Chemical & Physical Biology
Structure and function of proteins and their complexes play crucial roles in virtually all RIMLS research projects. Understanding their role and interactions on a molecular level and in a cellular context is an ultimate goal of increasing importance.
1) At the molecular level this subtheme aims at optimally exploiting the potential of (bio)molecular chemistry to modify, design and mimic proteins and their building blocks with the purpose to modulate and analyse their activities and properties in the (sub)cellular environment. This is best illustrated by the following examples: (i) novel bio-orthogonal conjugation methods to study and interfere with biological processes; (ii) stimulus-responsive cell penetrating peptides; (iii) use of non-proteinogenic amino acids in diagnosis and treatment of disease; (iv) mimicking cellular synthetic processes in microenvironments; and (v) hybrid cell systems: incorporation of synthetic components into living cells.

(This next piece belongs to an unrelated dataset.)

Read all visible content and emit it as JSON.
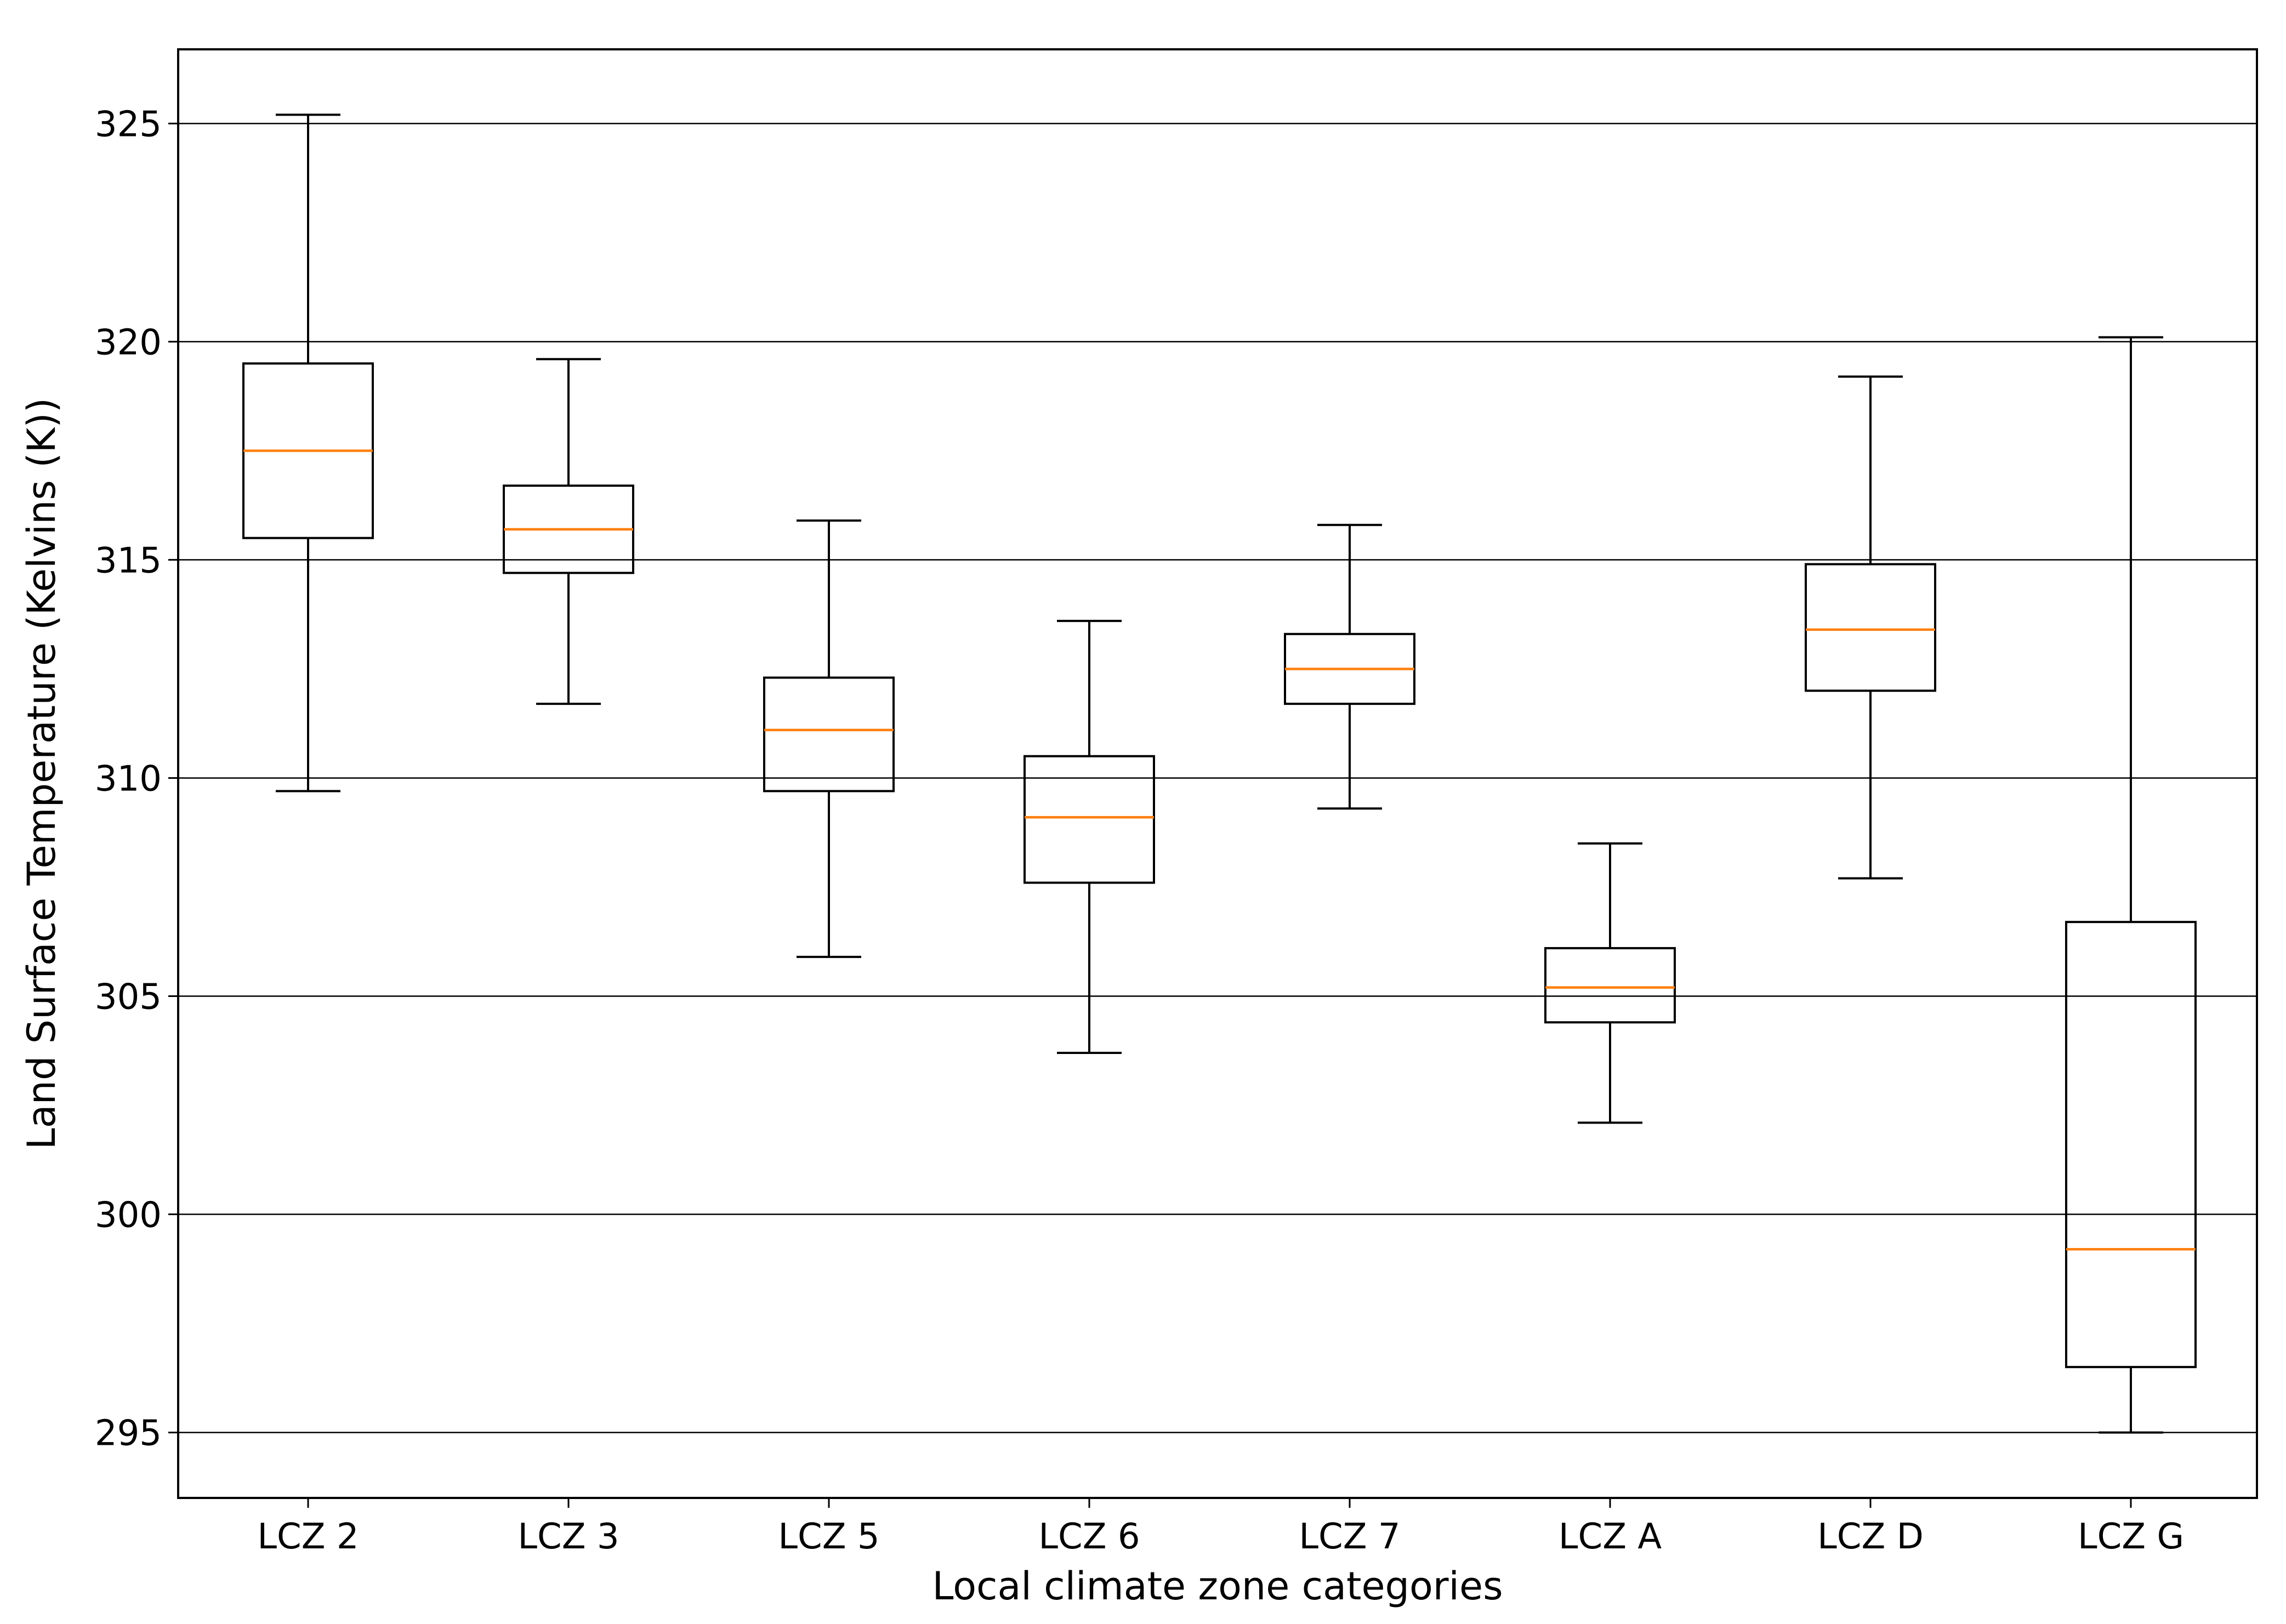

2) At the cellular and multicellular level this theme deals with elucidation of protein structure and protein-protein interactions. Research topics are: (i) post-transcriptional events in gene expression; (ii) cellular signalling pathways; (iii) (de)activation mechanisms of tyrosine kinases and tyrosine phosphatases; (iv) external control of cellular proliferation and differentiation; and (v) molecular probing of vascular pathology and angiogenesis.